For five years I’ve been a member of the Volunteer Committee for Public Order. The
dead catchers
, we were called. It’s not a dangerous job, but it takes guts.

I had a colleague who shot himself.

Only that he pulled a bit on the left and failed to blow up his head. We found him in his mother’s room, wearing a flowered robe with his skull half ripped and one liquefied eye pouring down his cheek as if he wanted to cry; an abstract painting of clotted blood on the half of his face, while he did back and forth from wall to wall and seemed at peace with the world.

We caught him and brought him to the containment structure.

Now we keep them on the University campus. It’s been a couple of years since the classes were suspended, nobody wants to study anymore, no one has projects for the future. The most required jobs are those that allow the remaining population to have at least basic services. Food and energy. But in large cities some courses are still open and not just those of medicine. Somewhere there are still people who wants to study literature, although probably in eighty years there will be no one left to read books.

We will leave an abandoned planet full of useless things, as long as nature doesn’t claim them, deleting their traces forever. Who knows what will happen after us and which will become the new dominant species on the planet. The disease has also affected the primates, all those animals that are somehow related to us. There will not be a new evolution, not even in a million years. The human race has come to an end.
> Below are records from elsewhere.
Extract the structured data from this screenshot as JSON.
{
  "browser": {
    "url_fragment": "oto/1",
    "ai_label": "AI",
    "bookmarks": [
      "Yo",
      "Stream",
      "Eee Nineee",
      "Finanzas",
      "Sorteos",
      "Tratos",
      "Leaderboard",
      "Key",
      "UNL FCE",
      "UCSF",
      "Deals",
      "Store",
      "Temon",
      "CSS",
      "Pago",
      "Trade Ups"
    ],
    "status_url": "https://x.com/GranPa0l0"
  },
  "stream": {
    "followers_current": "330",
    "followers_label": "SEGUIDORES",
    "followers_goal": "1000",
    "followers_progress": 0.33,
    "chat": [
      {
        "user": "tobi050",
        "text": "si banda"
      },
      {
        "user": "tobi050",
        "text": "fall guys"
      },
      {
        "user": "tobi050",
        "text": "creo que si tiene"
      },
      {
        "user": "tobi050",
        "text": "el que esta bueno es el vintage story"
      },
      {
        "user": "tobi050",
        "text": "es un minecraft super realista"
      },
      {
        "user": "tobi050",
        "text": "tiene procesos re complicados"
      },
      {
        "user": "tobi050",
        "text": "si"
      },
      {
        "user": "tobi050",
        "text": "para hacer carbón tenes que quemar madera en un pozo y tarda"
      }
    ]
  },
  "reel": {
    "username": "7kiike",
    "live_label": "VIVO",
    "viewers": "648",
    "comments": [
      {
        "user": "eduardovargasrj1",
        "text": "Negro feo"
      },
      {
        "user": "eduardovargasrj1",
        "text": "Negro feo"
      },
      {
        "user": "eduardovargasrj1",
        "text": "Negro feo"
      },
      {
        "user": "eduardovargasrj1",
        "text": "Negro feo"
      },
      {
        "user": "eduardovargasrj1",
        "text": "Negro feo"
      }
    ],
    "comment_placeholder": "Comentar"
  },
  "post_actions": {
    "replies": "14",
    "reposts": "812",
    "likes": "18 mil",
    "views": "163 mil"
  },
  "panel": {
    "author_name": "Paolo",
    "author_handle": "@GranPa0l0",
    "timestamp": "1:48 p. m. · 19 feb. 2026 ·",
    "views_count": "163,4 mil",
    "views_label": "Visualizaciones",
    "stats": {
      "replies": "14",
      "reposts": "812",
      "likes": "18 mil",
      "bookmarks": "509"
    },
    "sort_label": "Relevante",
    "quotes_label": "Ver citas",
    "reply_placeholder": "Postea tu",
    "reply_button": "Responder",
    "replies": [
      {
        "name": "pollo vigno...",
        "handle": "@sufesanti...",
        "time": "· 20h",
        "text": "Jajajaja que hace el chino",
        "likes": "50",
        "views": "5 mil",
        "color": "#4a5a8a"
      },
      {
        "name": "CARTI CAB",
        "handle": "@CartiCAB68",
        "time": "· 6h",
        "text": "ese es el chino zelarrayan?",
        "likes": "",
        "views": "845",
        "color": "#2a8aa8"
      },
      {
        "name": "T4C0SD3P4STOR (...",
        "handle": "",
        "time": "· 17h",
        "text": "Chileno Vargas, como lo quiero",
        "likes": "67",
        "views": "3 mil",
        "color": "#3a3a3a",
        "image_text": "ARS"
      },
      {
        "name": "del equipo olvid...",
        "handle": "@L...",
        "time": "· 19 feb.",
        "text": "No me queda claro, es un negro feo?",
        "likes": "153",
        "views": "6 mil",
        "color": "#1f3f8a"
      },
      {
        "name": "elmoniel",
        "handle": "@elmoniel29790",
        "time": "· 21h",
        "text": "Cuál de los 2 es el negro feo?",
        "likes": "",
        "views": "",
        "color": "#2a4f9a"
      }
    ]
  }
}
And in the meantime we are getting older and we look with concern to a future in which we’ll be weaker and weaker and we will just have to let ourselves die. There’s nothing we can do. The time is a straight line that goes in one direction, towards an inevitable chasm.

I can’t go on anymore. Writing all of this it just seems to me like a futile exercise.

To whom will I leave my words? No one will preserve them; these will be just painted pages, senseless, food for the mountain goats.

It’s been a few months since I left the city, I could not go on living every day on the edge of insanity, although after so long it has become almost like a habit.

What was the point on staying to patrol the streets? To collect those wandering and apathetic bodies? The citizens aren’t afraid anymore, they perceive them as an inevitable part of their lives and so you see things like two girls, among the new ones, those born soon after, those who came to the world when the world was already upset, walking on the street, chatting with each other, laughing. You are doing your duty, with your black uniform, the cross-shaped pin and your nametag. A dead man comes out from the corner, staggering, all gray, he has a short-sleeved shirt and you can clearly see the signs of the cuts on his forearms and the clotted blood that poured out. Another one that couldn’t take it anymore, you think, while the girls stop. They stare at him, make a comment in disgust and then burst out laughing again, passing over, as if everything were perfectly normal. And a knot squeezes your stomach, the ice freezes your veins. Is this the world we have become?